Cet arrêt est l'exemple, à mon avis, que la procédure devant la Cour de cassation pourrait être quelque peu revue, dans certains cas.

De quoi s'agit-il ?

Une Cour d'appel relève d'office l'irrecevabilité de la requête en déféré en ce qu'elle ne respecte pas les formes imposées.

Ce qui est reproché, ce n'est pas véritablement d'avoir considéré que la requête était irrecevable, mais de n'avoir pas permis aux parties de s'expliquer.

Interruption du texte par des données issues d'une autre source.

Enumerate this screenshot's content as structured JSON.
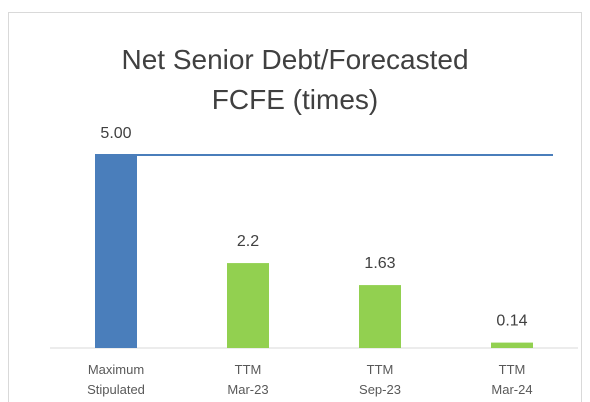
{
  "chart_data": {
    "type": "bar",
    "title": "Net Senior Debt/Forecasted FCFE (times)",
    "categories": [
      [
        "Maximum",
        "Stipulated"
      ],
      [
        "TTM",
        "Mar-23"
      ],
      [
        "TTM",
        "Sep-23"
      ],
      [
        "TTM",
        "Mar-24"
      ]
    ],
    "values": [
      5,
      2.2,
      1.63,
      0.14
    ],
    "value_labels": [
      "5.00",
      "2.2",
      "1.63",
      "0.14"
    ],
    "colors": [
      "#4a7ebb",
      "#92d050",
      "#92d050",
      "#92d050"
    ],
    "limit_line_color": "#4a7ebb"
  }
}
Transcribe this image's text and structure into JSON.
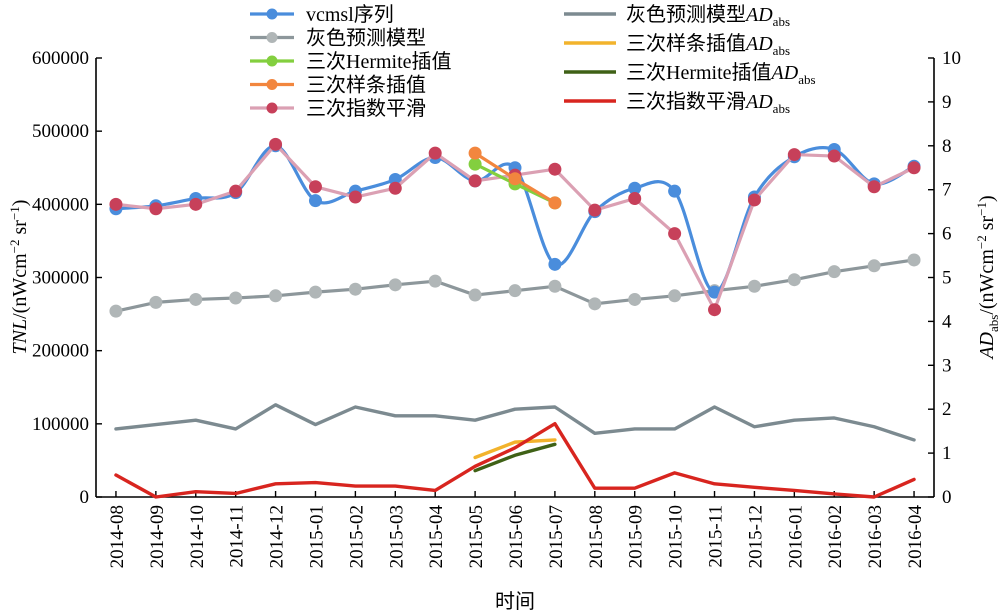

En conséquence de quoi, l'arrêt est cassé, avec renvoi devant une cour d'appel, la même (Civ. 2e, 5 janvier 2017, n° 16-13549, Non publié au bulletin) :


Vu l'article 16 du code de procédure civile ;

Attendu que le juge doit, en toutes circonstances, faire observer et observer lui-même le principe de la contradiction ;

Attendu, selon l'arrêt attaqué, que la société Louze Donzenac a déféré à la cour d'appel l'ordonnance d'un conseiller de la mise en état ayant déclaré caduc l'appel qu'elle avait interjeté contre un jugement rendu par le tribunal de grande instance de Cayenne dans un litige relatif au paiement de cotisations de prévoyance l'opposant au GIE Crepa ; 

Attendu que, pour déclarer irrecevable la requête en déféré, l'arrêt retient qu'elle n'a pas été transmise à la cour d'appel par voie électronique et qu'il n'est pas justifié de l'existence d'une cause étrangère ayant rendu cette transmission impossible ;

Qu'en statuant ainsi, sans constater que les parties avaient été avisées de la fin de non-recevoir qu'elle relevait d'office, la cour d'appel a violé le texte susvisé ;

PAR CES MOTIFS : 

CASSE ET ANNULE, en toutes ses dispositions, l'arrêt rendu le 11 janvier 2016, entre les parties, par la cour d'appel de Cayenne ; remet, en conséquence, la cause et les parties dans l'état où elles se trouvaient avant ledit arrêt et, pour être fait droit, les renvoie devant la cour d'appel de Cayenne, autrement composée ;

 

Mais que dira la cour de renvoi ?

Que la requête est irrecevable, avec la même motivation.

A quoi aura servi cette cassation ?

A rien !

Les parties ont perdu du temps. La durée du procès s'est allongé, et son coût a augmenté.

Celui qui a gagné en cassation n'a fait que reculer l'inéluctable.

La requête sera pareillement déclarée irrecevable, mais dans le respect de la contradiction. Ca change tout ? Bof...

Je suis d'avis que dans certains cas, il serait opportun que la Cour de cassation puisse se saisir du litige en statuant sur cette irrecevabilité, après que les parties se soient expliqué.

Tout le monde y gagnera, je crois...

 

 

 

Auteur: 
Christophe LHERMITTE

Commentaires

Maître,

Je crois que le législateur a exhaussé votre souhait il y a quelques semaines. En effet, le nouvel art. L-411-3 nouveau, ali. 2 (modifié par la Loi du 18 nov. 2016) dispose d'ores et déjà que la Cour de cassation "peut aussi, en matière civile, statuer au fond lorsque l'intérêt d'une bonne administration de la justice le justifie".

Ne croyez-vous pas que cette disposition pourra servir dans l'hypothèse de l'espèce ?

Bien respectueusement,

G. S.

La honte ! J'ai même pas vu passer cette modification, pourtant loin d'être anodine.

Il semblerait que le conseiller qui a rendu cette décision a également zappé car il aurait pu l'invoquer. Ca me rassure.

En tous les cas, un grand merci pour m'avoir tenu informé de cette réforme. Ah ! il est beau le spécialiste de la procédure !?!

Bon, du coup, mon commentaire est un peu à côté : demander la modification d'un texte alors que cette modification existe, c'est un peu moyen... Mais bon, je vais assumer, et j'admets que j'ai rien vu passer.

Quoi qu'il en soit, cette modification est une très bonne chose... si la Cour de cassation l'applique.